Being a party of six meant that we had to do the five-hour road trip to Capel Bangor in two cars. Christine drove with Kasia in her BMW and I travelled with Tim in his 10 year old Volvo, with the two girls at the back in their car seats. As planned, we were off by 9 am. We headed west, quickly got on to the M4, by-passed Reading, Swindon and Bristol and in less than two hours, we had reached the bridge over the Severn river that demarcates the boundary between England and Wales. His eyes on the road, he eagerly responded to the questions I posed to him about the politics of Great Britain, his adopted country. He brought me up-to-date on the latest shenanigans of Boris Johnson and the Conservative party, the leadership issues in the Labour party and the effects of Brexit on the country.

Off the motor way, before reaching deep into the Welsh countryside, we drove through the stunningly beautiful Brecon Beacons National Park where Tim and family had gone hiking some time ago. Road signage was, as expected, bi-lingual (Welsh and English). Soon sign boards with the names of villages and places I recall from the 80s, came into view: Abergavenny, Built Wells, Rhyader, Llanidloes, Llangurig, Devil’s Bridge and finally, Goginan. Capel Bangor was now within reach. I was thrilled.

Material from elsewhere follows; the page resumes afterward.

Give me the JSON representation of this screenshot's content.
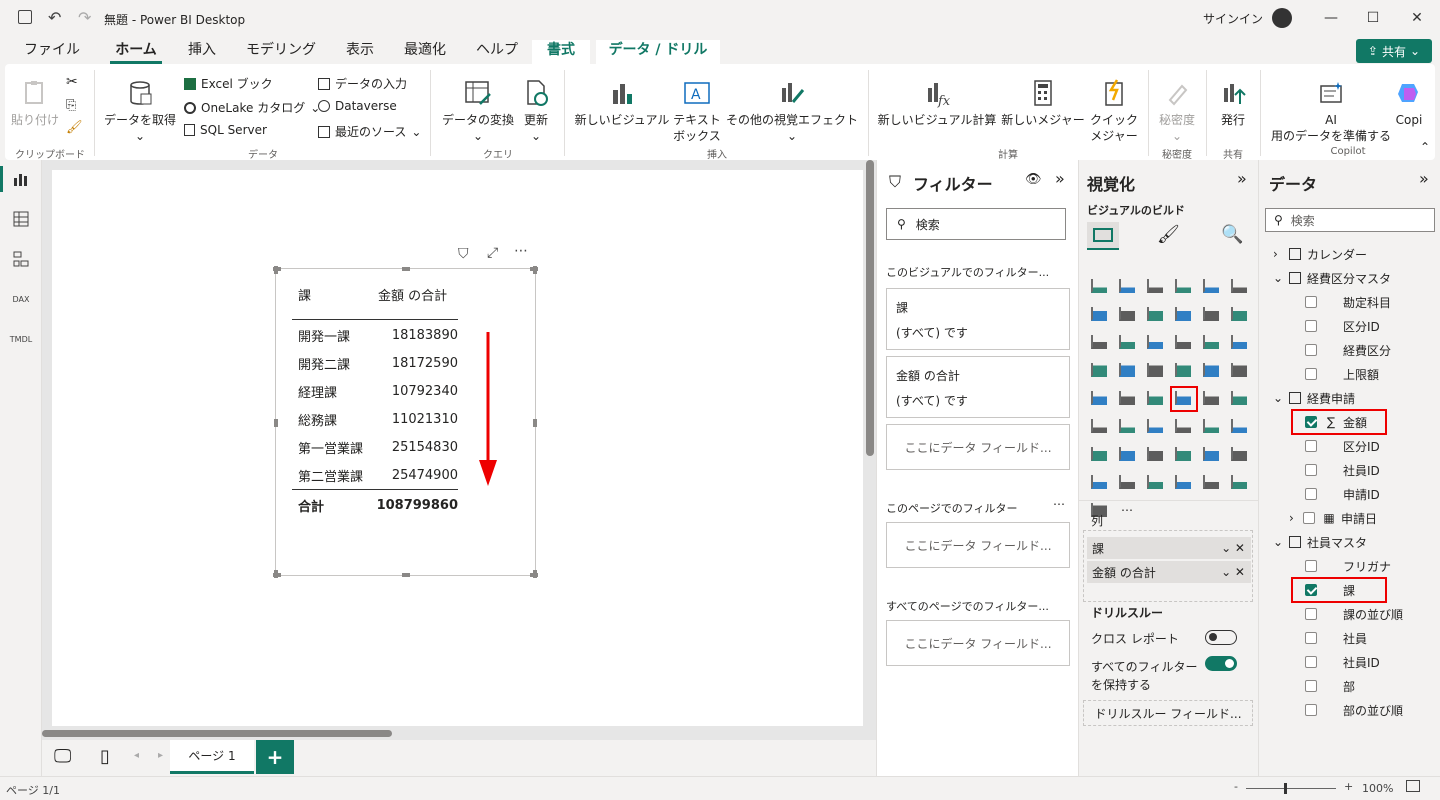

We finally reached our destination, a bungalow, tucked neatly away from the A44 main road on a sheep farm. Tim and Kasia could not have made a better choice of accommodation for the four nights we spent in Wales. It turned out to be a three-bedroom holiday home with en suite bathrooms, a spacious kitchen and living room and a conservatory with a clear view on three sides of the surrounding sheep farms and of the manse (vicar’s house) in which we lived in my final year at the university.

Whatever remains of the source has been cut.